HHS Announces Infection Control Surveys for Ambulatory Surgery Centers

To help prevent serious infections resulting from services performed in ambulatory surgical centers, the Centers for Medicare and Medicaid Services (“CMS”) will use the funds provided in the American Recovery and Reinvestment Act of 2009 (“ARRA”) to implement the nationwide application of a new infection control survey tool developed in consultation with the Centers for Disease Control and Prevention (“CDC”) and a case tracer methodology that tracks a patient’s care from admission to discharge. Additionally, CMS will use the ARRA funds to survey ambulatory surgical centers using this survey application at the rate of approximately once every three years during the national pilot program.
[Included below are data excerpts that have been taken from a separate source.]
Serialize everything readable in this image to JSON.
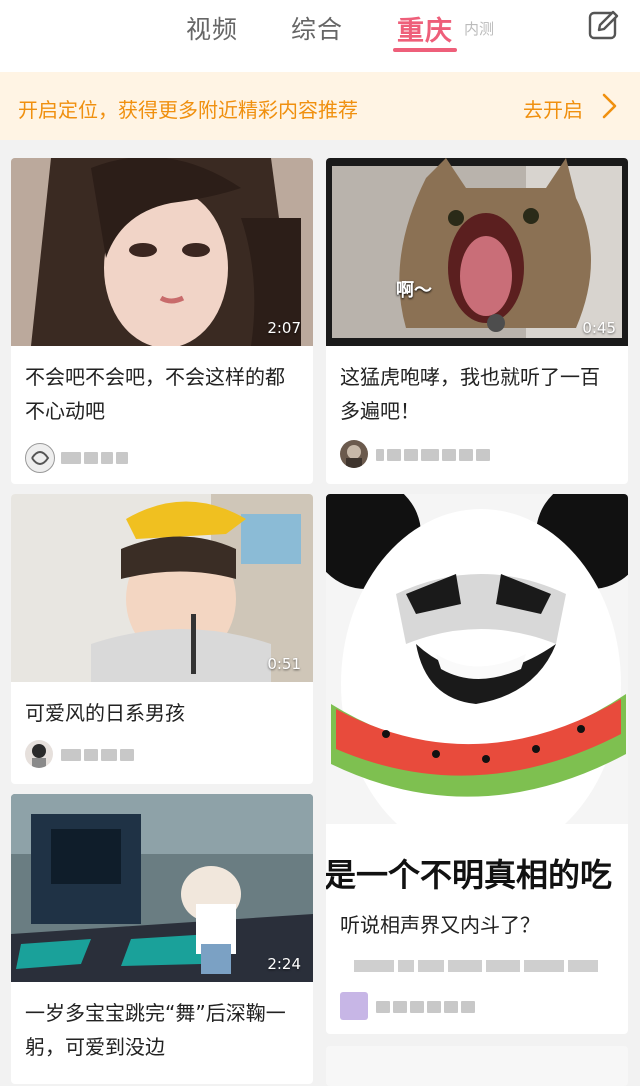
{
  "header": {
    "tabs": [
      {
        "label": "视频",
        "active": false
      },
      {
        "label": "综合",
        "active": false
      },
      {
        "label": "重庆",
        "active": true
      }
    ],
    "active_badge": "内测",
    "edit_icon": "edit-icon",
    "accent_color": "#ee5f7a"
  },
  "banner": {
    "text": "开启定位，获得更多附近精彩内容推荐",
    "action_label": "去开启",
    "color": "#f0900f"
  },
  "feed": {
    "cards": [
      {
        "title": "不会吧不会吧，不会这样的都不心动吧",
        "duration": "2:07"
      },
      {
        "title": "这猛虎咆哮，我也就听了一百多遍吧！",
        "duration": "0:45",
        "caption": "啊～"
      },
      {
        "title": "可爱风的日系男孩",
        "duration": "0:51"
      },
      {
        "title": "听说相声界又内斗了？",
        "caption": "是一个不明真相的吃"
      },
      {
        "title": "一岁多宝宝跳完“舞”后深鞠一躬，可爱到没边",
        "duration": "2:24"
      }
    ]
  }
}
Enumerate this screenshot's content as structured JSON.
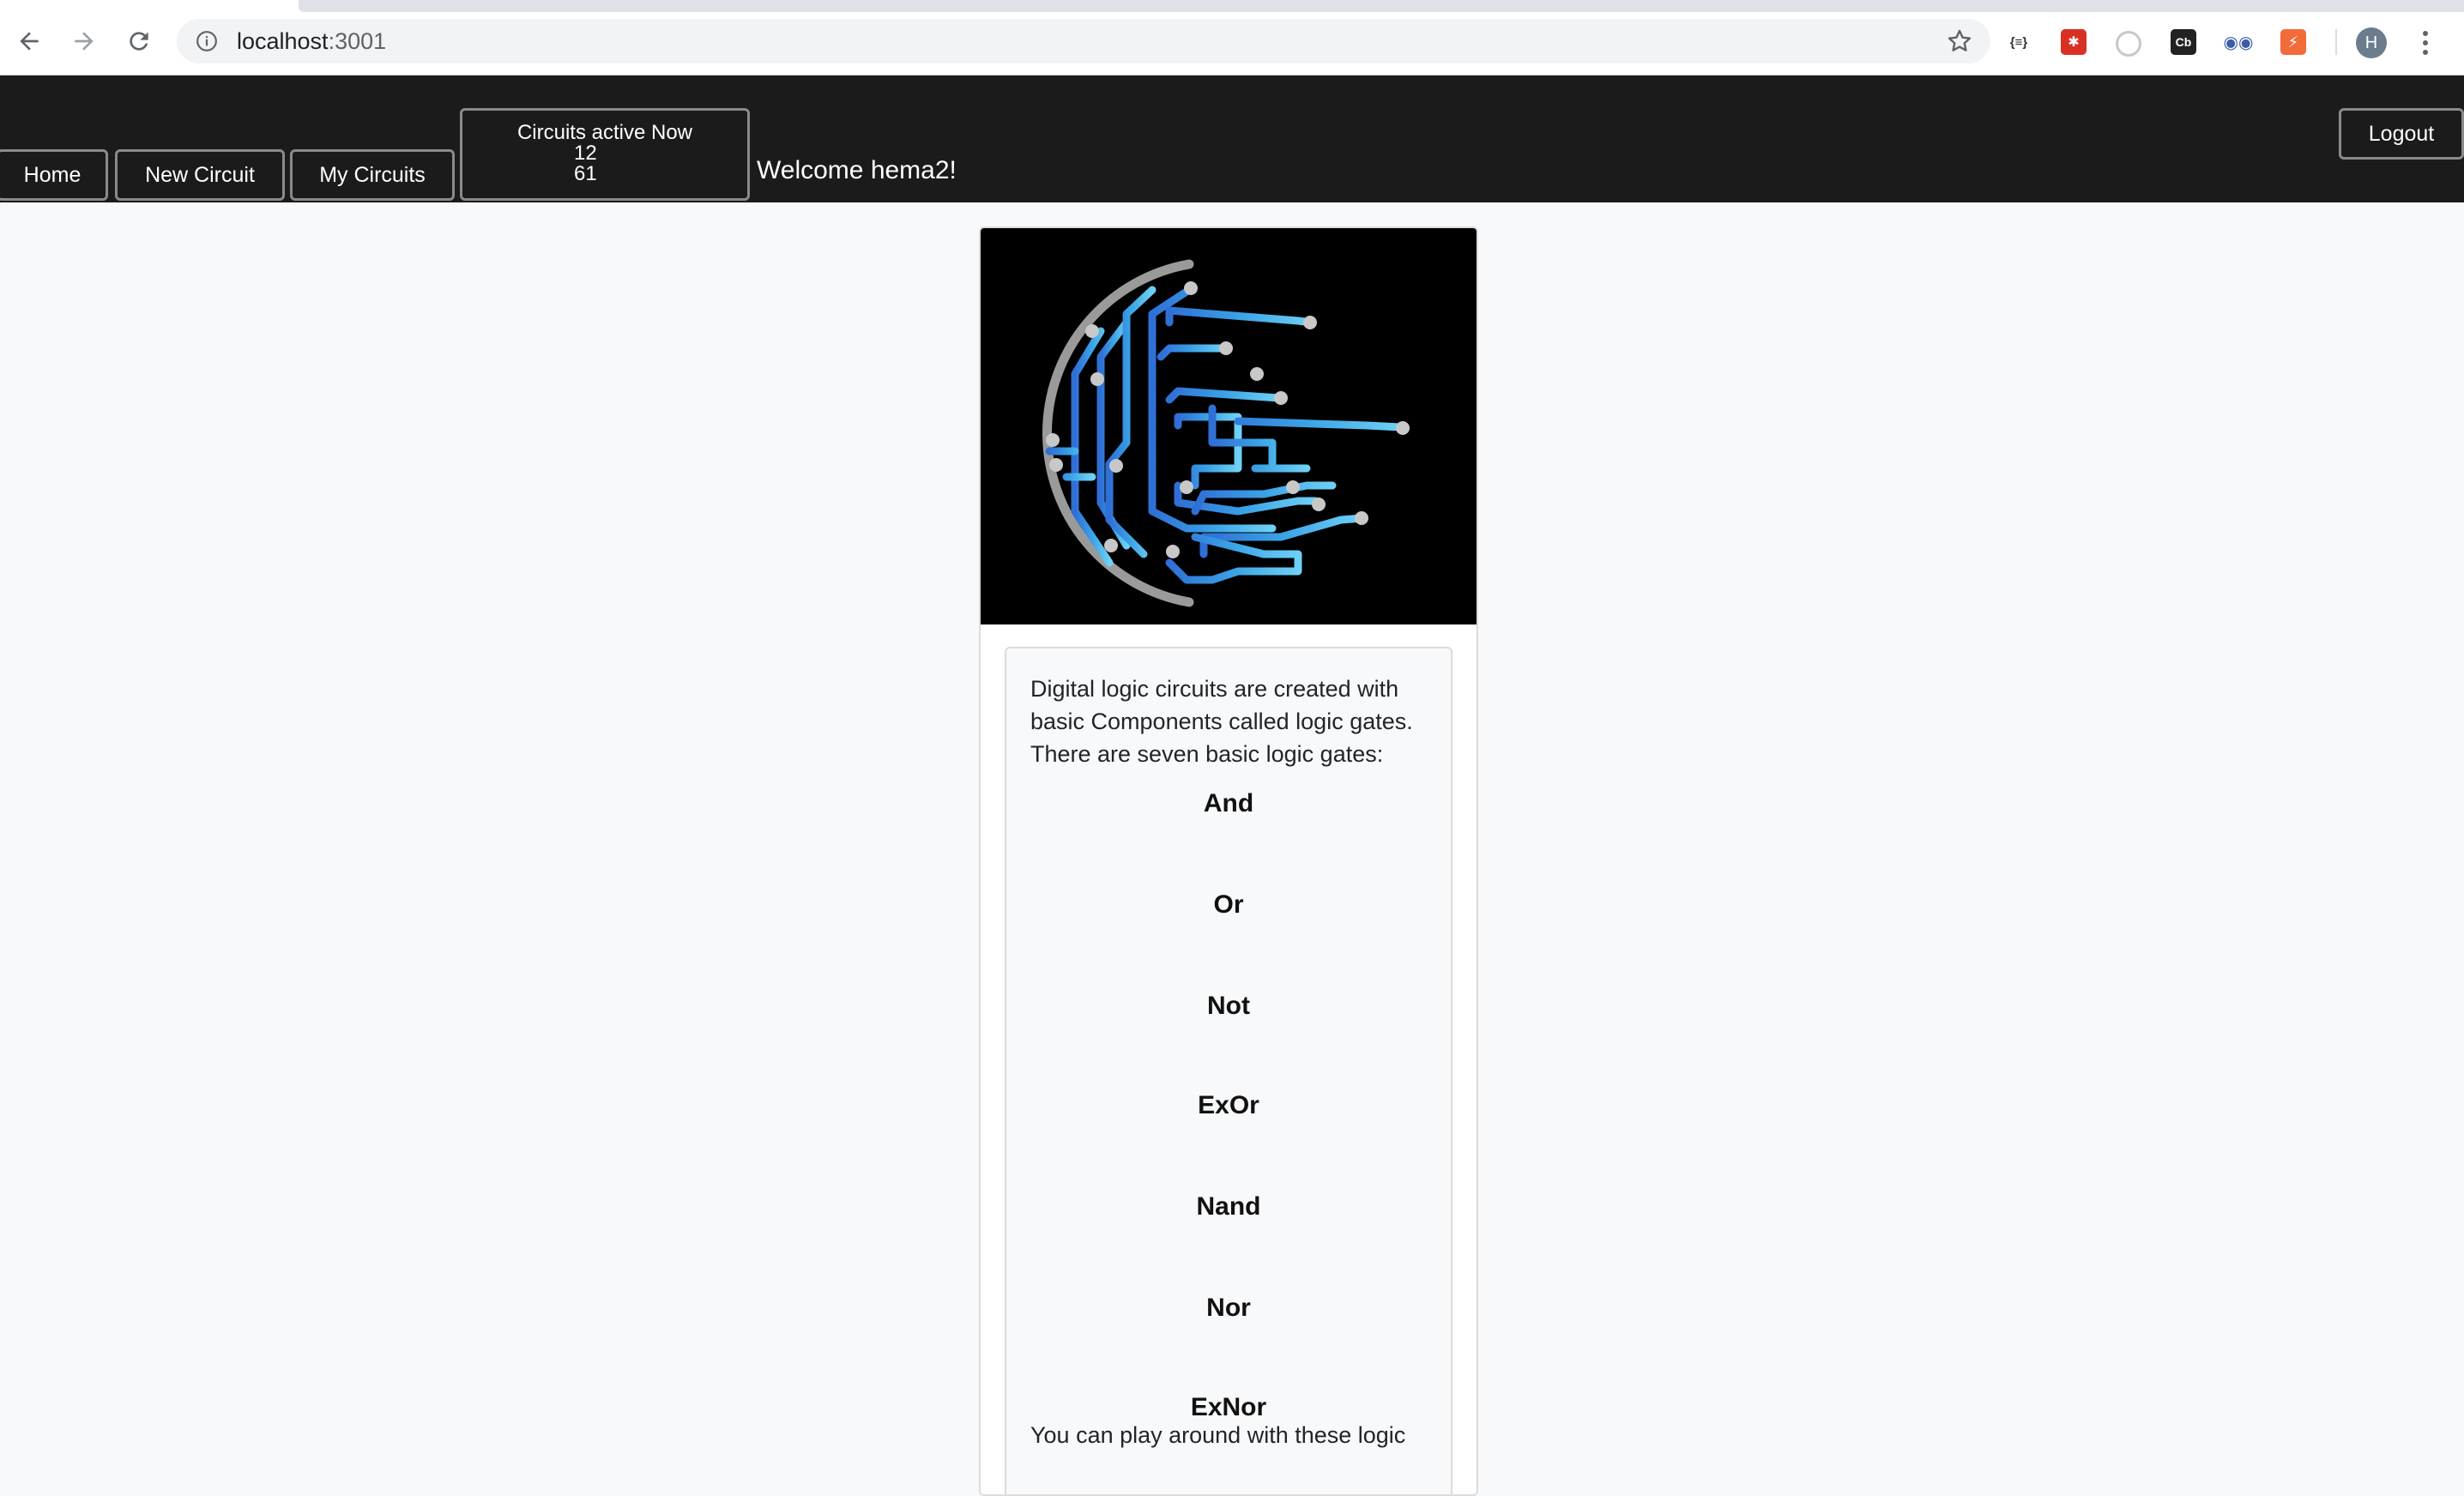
{
  "browser": {
    "url_host": "localhost",
    "url_port": ":3001",
    "extensions": [
      {
        "name": "json-viewer",
        "label": "{≡}"
      },
      {
        "name": "red-extension",
        "label": ""
      },
      {
        "name": "circle-extension",
        "label": ""
      },
      {
        "name": "cb-extension",
        "label": "Cb"
      },
      {
        "name": "eyes-extension",
        "label": ""
      },
      {
        "name": "orange-extension",
        "label": ""
      }
    ],
    "profile_initial": "H"
  },
  "navbar": {
    "home": "Home",
    "new_circuit": "New Circuit",
    "my_circuits": "My Circuits",
    "counter_title": "Circuits active Now",
    "counter_value_1": "12",
    "counter_value_2": "61",
    "welcome": "Welcome hema2!",
    "logout": "Logout"
  },
  "content": {
    "intro": "Digital logic circuits are created with basic Components called logic gates. There are seven basic logic gates:",
    "gates": [
      "And",
      "Or",
      "Not",
      "ExOr",
      "Nand",
      "Nor",
      "ExNor"
    ],
    "outro": "You can play around with these logic"
  }
}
The particular focus on ambulatory surgical centers for this funding was chosen because the available infection control tool was developed for ambulatory surgical centers and because of the likely continuing infection control deficiencies in ambulatory surgical center settings.

The primary use of this money will be to pay for the expansion of ambulatory surgical center surveys (both in quality, time and number) using the new infection control tool and case tracer methodology. The funds will allow states to hire additional surveyors (one to four per state dependent upon ambulatory surgical center growth), which will increase a state’s capacity to maintain expected levels of ambulatory surgical center inspections while building greater capacity to use the improved survey tool nationwide.